Paul Lane shook his smooth black head.
"Heath has not published anything," said Max Elliot, quite unmoved by the scepticism with which the atmosphere of Mrs. Mansfield's drawing-room was obviously charged.
"Not even a Te Deum?" asked Charmian.
"No, though I confess he has composed one."
"If he has composed a Te Deum I give him up. He is vieux jeu. He should go and live in the Crystal Palace."
"And it's superb!" added Max Elliot. "Till I heard it I never realized what the noble words of the Te Deum meant."
Suddenly he got up and moved toward the window murmuring, "All the Earth doth worship Thee, the Father Everlasting."
There was a silence in the room.

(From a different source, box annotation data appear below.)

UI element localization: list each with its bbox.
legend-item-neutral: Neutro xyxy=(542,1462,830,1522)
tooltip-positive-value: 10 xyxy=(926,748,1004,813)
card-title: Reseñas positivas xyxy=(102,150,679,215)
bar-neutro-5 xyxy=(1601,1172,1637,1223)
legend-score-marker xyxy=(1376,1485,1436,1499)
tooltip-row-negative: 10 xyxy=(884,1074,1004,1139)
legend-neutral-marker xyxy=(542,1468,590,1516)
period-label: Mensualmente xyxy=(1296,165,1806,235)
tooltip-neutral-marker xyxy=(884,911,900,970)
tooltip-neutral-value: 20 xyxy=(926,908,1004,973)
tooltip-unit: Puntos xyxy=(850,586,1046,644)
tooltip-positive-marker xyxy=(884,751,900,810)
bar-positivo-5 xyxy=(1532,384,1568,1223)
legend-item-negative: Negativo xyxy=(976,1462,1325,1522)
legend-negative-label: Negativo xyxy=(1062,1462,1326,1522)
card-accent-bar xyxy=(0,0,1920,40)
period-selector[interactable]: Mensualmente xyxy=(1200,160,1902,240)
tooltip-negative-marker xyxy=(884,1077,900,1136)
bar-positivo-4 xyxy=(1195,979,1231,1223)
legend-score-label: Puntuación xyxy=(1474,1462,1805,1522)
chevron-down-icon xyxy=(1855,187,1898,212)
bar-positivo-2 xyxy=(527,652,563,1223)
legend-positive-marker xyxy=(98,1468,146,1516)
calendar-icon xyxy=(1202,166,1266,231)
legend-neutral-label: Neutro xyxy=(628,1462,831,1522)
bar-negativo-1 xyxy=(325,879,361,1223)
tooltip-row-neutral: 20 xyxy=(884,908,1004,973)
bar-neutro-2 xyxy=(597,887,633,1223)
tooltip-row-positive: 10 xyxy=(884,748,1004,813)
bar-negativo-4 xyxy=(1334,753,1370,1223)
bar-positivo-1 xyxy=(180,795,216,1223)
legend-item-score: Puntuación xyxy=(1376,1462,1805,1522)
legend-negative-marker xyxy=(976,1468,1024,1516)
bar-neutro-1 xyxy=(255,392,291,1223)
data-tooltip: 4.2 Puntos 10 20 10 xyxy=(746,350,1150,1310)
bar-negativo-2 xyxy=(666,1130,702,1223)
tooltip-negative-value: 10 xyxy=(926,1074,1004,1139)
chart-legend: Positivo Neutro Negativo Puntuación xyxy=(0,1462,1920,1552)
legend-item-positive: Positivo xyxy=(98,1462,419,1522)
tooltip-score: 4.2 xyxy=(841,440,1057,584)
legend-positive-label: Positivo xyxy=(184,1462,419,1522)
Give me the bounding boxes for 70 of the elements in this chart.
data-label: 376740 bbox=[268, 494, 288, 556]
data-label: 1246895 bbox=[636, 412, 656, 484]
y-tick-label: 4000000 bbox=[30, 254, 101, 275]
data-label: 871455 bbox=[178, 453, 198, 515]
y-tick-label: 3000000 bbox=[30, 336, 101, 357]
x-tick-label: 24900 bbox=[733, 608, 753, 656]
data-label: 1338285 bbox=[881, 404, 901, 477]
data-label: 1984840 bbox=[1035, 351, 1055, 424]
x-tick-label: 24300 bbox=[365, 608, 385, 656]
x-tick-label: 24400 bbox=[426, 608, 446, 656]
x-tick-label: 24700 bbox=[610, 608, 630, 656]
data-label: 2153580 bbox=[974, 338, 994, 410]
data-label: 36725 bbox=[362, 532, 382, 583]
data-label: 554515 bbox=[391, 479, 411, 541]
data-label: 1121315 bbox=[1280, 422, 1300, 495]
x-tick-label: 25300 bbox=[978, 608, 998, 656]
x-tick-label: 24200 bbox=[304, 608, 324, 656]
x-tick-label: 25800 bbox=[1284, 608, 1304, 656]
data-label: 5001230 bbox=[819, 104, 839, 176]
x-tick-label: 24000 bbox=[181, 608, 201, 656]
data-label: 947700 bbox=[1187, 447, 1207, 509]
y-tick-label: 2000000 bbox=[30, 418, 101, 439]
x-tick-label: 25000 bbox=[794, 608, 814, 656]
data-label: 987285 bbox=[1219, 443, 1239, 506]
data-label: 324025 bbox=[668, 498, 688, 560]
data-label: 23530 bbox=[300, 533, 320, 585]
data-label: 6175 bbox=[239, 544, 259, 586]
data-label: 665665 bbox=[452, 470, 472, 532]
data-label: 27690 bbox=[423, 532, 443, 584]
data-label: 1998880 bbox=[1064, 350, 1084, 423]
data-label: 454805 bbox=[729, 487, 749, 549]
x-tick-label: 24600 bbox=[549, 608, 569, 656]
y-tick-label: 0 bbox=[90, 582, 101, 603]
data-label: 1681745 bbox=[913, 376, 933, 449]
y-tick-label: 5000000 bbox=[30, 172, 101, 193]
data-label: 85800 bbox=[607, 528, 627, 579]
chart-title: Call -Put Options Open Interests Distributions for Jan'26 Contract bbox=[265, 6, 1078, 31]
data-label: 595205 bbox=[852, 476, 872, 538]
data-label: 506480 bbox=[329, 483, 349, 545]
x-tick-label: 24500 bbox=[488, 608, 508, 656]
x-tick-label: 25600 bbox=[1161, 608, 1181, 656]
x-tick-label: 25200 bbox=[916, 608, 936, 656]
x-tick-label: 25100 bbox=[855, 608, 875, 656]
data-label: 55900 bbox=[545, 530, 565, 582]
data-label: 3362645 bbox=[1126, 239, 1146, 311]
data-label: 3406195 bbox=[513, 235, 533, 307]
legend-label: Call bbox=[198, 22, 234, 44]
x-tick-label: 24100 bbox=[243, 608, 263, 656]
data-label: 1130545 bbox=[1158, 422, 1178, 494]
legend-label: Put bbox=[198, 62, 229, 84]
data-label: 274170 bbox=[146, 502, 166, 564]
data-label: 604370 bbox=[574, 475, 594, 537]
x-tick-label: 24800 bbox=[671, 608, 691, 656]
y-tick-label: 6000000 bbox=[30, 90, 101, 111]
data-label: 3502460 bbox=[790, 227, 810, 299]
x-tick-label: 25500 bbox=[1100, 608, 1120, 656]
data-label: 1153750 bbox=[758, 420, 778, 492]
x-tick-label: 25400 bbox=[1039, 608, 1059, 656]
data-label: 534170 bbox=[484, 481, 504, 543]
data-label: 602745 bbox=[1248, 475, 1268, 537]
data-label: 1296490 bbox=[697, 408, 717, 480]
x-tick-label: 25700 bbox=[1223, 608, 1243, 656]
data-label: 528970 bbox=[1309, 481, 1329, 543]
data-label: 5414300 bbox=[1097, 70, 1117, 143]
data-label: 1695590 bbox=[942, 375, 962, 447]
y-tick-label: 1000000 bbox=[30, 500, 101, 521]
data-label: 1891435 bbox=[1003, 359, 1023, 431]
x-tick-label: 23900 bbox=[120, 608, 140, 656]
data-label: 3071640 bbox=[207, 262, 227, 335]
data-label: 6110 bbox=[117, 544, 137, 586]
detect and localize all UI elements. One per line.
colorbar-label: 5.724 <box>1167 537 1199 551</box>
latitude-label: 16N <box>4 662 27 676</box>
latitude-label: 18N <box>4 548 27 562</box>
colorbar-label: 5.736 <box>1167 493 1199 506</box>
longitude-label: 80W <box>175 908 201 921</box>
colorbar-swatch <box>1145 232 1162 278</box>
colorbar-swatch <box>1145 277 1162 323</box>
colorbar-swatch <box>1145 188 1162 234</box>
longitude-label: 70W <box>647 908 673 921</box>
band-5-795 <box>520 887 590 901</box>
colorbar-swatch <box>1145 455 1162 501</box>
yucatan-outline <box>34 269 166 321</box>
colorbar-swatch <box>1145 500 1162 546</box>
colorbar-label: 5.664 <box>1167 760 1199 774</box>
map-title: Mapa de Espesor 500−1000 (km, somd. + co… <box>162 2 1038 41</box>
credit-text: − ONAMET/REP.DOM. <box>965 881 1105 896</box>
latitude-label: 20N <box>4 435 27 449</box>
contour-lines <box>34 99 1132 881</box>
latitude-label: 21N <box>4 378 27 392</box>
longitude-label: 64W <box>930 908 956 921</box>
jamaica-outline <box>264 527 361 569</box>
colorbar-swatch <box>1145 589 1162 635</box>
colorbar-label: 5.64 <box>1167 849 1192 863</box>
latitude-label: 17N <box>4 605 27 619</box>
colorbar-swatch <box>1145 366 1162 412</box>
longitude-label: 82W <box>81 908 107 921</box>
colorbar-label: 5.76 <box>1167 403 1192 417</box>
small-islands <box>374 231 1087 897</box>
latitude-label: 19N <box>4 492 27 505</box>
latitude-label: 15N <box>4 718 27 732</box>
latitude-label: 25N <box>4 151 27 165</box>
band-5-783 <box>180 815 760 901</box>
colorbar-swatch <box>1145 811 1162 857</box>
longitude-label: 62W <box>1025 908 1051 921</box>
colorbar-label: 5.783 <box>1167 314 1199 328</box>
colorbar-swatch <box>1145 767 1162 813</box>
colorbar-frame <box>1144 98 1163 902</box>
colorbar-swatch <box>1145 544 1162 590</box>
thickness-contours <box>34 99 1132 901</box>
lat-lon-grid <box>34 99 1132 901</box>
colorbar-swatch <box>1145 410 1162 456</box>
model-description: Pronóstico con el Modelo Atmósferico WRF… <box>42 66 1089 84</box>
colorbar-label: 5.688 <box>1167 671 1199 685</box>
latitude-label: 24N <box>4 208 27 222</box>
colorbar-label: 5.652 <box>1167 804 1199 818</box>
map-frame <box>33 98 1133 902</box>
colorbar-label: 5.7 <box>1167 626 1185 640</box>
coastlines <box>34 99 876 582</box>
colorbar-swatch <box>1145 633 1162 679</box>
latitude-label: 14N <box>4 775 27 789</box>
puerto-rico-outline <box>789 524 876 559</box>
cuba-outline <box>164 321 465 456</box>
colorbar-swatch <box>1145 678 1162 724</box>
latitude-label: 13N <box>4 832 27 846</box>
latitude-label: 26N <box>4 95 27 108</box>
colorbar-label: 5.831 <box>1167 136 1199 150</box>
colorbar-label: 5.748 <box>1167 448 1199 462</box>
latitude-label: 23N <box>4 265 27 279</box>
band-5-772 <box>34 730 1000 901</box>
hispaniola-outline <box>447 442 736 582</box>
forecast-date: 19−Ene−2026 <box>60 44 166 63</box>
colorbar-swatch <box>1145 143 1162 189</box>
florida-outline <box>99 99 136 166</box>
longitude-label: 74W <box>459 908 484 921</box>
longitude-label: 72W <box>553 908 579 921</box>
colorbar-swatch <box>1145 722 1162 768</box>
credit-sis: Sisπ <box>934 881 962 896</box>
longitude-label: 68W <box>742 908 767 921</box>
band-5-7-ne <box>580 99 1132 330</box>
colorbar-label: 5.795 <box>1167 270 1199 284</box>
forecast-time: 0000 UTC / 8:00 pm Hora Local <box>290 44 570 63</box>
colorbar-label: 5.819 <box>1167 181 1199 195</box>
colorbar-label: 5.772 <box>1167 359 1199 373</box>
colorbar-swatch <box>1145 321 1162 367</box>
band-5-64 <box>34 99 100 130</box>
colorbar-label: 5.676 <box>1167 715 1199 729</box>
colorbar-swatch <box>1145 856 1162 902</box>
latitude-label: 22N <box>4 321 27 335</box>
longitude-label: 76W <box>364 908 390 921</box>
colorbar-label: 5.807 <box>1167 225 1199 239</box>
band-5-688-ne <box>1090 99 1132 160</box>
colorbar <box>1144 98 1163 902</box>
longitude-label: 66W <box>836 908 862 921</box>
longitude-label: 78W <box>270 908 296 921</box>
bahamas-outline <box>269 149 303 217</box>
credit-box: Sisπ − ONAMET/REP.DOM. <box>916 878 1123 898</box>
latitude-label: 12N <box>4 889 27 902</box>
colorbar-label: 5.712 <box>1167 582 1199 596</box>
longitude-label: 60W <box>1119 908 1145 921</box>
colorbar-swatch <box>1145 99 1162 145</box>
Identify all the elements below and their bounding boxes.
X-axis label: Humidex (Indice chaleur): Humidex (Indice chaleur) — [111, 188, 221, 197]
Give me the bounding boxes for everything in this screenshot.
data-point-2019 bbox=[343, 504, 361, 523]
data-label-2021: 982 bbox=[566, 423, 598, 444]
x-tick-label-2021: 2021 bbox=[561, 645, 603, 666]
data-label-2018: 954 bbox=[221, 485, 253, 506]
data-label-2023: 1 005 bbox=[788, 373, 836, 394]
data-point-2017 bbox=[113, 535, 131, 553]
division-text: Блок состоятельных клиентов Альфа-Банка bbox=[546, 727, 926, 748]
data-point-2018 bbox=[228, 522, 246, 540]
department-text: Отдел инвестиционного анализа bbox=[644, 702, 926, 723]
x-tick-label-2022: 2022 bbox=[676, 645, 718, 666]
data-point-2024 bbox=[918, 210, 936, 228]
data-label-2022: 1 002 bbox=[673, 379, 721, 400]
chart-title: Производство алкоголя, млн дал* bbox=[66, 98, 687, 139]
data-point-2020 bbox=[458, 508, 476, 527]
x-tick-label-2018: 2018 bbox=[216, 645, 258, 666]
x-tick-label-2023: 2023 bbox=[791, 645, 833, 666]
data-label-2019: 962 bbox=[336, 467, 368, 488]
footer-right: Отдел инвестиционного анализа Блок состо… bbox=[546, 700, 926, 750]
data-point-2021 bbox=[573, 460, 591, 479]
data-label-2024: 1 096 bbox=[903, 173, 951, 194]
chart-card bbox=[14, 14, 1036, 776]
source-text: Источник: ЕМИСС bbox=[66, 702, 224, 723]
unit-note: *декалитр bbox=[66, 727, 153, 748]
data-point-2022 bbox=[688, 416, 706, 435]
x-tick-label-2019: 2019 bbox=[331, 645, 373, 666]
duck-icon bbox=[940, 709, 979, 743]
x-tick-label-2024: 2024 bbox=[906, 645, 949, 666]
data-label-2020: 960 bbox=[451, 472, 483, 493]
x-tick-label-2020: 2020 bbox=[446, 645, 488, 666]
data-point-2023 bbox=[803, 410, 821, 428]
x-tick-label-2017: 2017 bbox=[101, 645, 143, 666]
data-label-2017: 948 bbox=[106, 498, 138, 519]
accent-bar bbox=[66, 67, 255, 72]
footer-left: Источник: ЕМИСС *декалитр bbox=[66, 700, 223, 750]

Charmian's eyes suddenly filled with tears, she scarcely knew why. She felt as if a world was opening out before her, as if there were wide horizons to call to the gaze of those fitted to look upon them, and as if, perhaps, she were one of these elect.
"Father Everlasting!" The words, and the way in which Max Elliot had spoken them, struck into her heart, and so made her feel keenly that she was a girl who had a heart that was not hard, that was eager, desirous, perhaps deep.